Nesse dia, numa plateia lotada e numerosa, formada em grande
parte por homens, na sua maioria, gays, o palco vira espelho da realidade
vivida por muitos ali, naquele quase meta teatro /performance da vida real. As
imagens são lindas e oferece a plateia várias sensações.
No início, um prólogo nos é apresentado através de um filme,
que conta “a história” do fauno que dará andamento a trama/cena/vivencia. Essa
primeira parte, se configura numa apresentação desse sátiro mitológico, (com cenas belíssimas de caracterização do ser, atenção especial para o trabalho de Marcelo D’Avilla como Fauno Mor,) e sua entrada na cidade. Nesse ato você encontra um
banquete de situações homoeróticas que norteiam o universo desse homem
metropolitano, em busca de saciar os seus instintos mais primitivos. Há um tempo
bastante dilatado nesse primeiro momento, com intervenções na tela de imagens,
que às vezes, soam pedagogicamente e rubricam o que na ação já é muito forte e
explicito!
Muitas imagens potentes que retratam esse universo gay
aparecem em cena, desde a pegação,
baladas, internet e a vida desse ser (des)constituído vem à tona, seguidas das
possíveis consequências de uma vida desenfreada.
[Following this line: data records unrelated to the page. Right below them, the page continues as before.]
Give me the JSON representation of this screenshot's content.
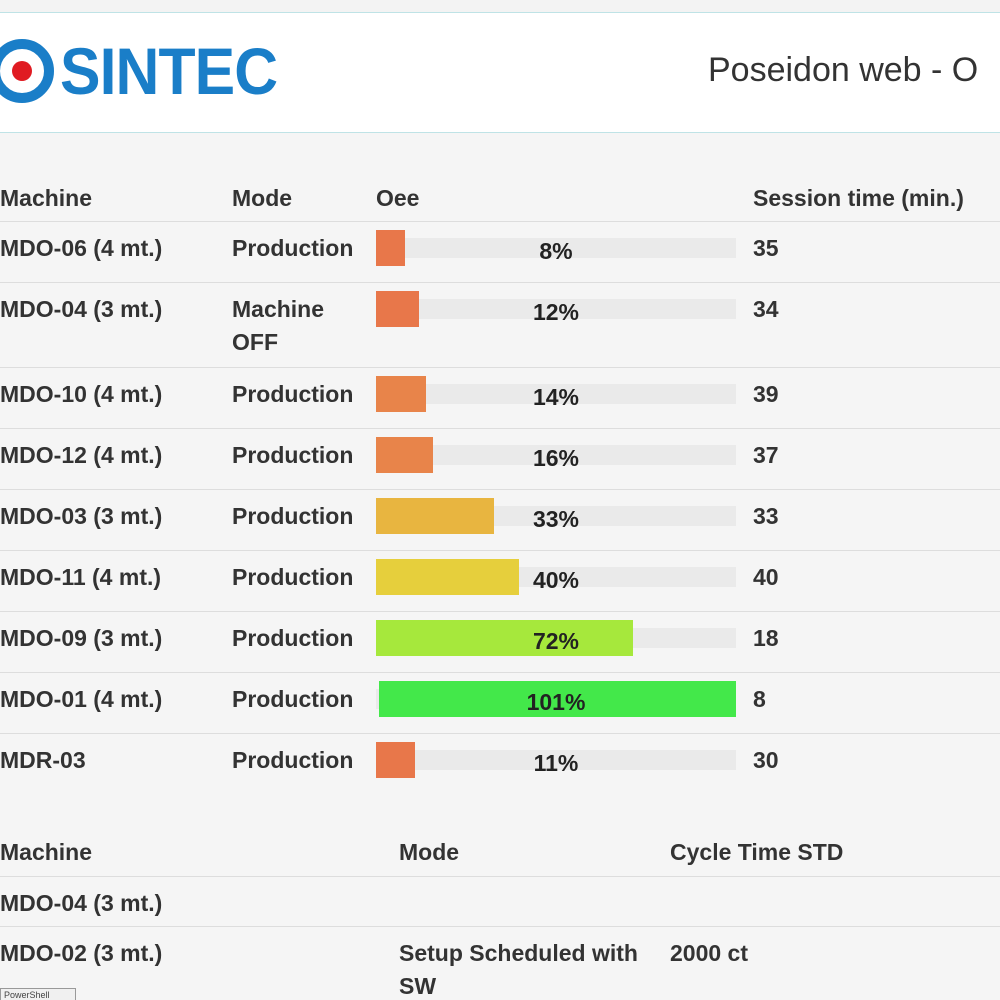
{
  "header": {
    "logo_text": "SINTEC",
    "title": "Poseidon web - O"
  },
  "colors": {
    "brand_blue": "#1a7ec8",
    "brand_red": "#e01b22",
    "oee_low": "#e8774a",
    "oee_mid": "#e8b540",
    "oee_mid_high": "#e6cf3c",
    "oee_high": "#a6e83c",
    "oee_max": "#43e84a"
  },
  "sessions": {
    "columns": [
      "Machine",
      "Mode",
      "Oee",
      "Session time (min.)"
    ],
    "rows": [
      {
        "machine": "MDO-06 (4 mt.)",
        "mode": "Production",
        "oee_label": "8%",
        "oee": 8,
        "color": "#e8774a",
        "session": "35"
      },
      {
        "machine": "MDO-04 (3 mt.)",
        "mode": "Machine OFF",
        "oee_label": "12%",
        "oee": 12,
        "color": "#e8774a",
        "session": "34"
      },
      {
        "machine": "MDO-10 (4 mt.)",
        "mode": "Production",
        "oee_label": "14%",
        "oee": 14,
        "color": "#e8844a",
        "session": "39"
      },
      {
        "machine": "MDO-12 (4 mt.)",
        "mode": "Production",
        "oee_label": "16%",
        "oee": 16,
        "color": "#e8844a",
        "session": "37"
      },
      {
        "machine": "MDO-03 (3 mt.)",
        "mode": "Production",
        "oee_label": "33%",
        "oee": 33,
        "color": "#e8b540",
        "session": "33"
      },
      {
        "machine": "MDO-11 (4 mt.)",
        "mode": "Production",
        "oee_label": "40%",
        "oee": 40,
        "color": "#e6cf3c",
        "session": "40"
      },
      {
        "machine": "MDO-09 (3 mt.)",
        "mode": "Production",
        "oee_label": "72%",
        "oee": 72,
        "color": "#a6e83c",
        "session": "18"
      },
      {
        "machine": "MDO-01 (4 mt.)",
        "mode": "Production",
        "oee_label": "101%",
        "oee": 101,
        "color": "#43e84a",
        "session": "8"
      },
      {
        "machine": "MDR-03",
        "mode": "Production",
        "oee_label": "11%",
        "oee": 11,
        "color": "#e8774a",
        "session": "30"
      }
    ]
  },
  "cycle": {
    "columns": [
      "Machine",
      "Mode",
      "Cycle Time STD"
    ],
    "rows": [
      {
        "machine": "MDO-04 (3 mt.)",
        "mode": "",
        "ct": ""
      },
      {
        "machine": "MDO-02 (3 mt.)",
        "mode": "Setup Scheduled with SW",
        "ct": "2000 ct"
      }
    ]
  },
  "taskbar": {
    "label": "PowerShell"
  }
}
Fico imaginando como deve ter sido rico o processo de pesquisa e criação junto ao elenco em tantas situações vivenciadas por ele e por tantos. Um salve ou dedilhar de dedos para o dramaturgismo de Alexandre Rabelo, a direção de Denny e D'Avilla, a cenografia assinada coletivamente e a fotografia de Hélio Beltrânio. Uau!!
Fico imaginando como deve ter sido rico o processo de pesquisa e criação junto ao elenco em tantas situações vivenciadas por ele e por tantos. Um salve ou dedilhar de dedos para o dramaturgismo de Alexandre Rabelo, a direção de Denny e D'Avilla, a cenografia assinada coletivamente e a fotografia de Hélio Beltrânio. Uau!!
Sem palavras e até sem roupas, mas com muitos gemidos e sons,
o elenco formando por mais de 30 performers, segue a formatação de um perfil
gay padronizado, (ora branco demais, ora malhado, ora barbudo...) exceto pela presença dos performers Felipe Ferreira e Veniccio Barbosa (pra citar só dois exemplos) que rouba o foco e agrega discurso, qualidade e força a performance, por justamente quebrar com um
padrão de beleza hegemônico imposto pelo gueto a qual estão inseridos e vistos nos catálogos virtuais e nas baladas “tops” paulistanas. Se a configuração do
elenco fosse mais variada e mista, certamente daria outras leituras, com performers
mais velhos, de outras etnias, ampliando o cosmo de relação e relacionados. Viva a diversidade das escolhas e discursos!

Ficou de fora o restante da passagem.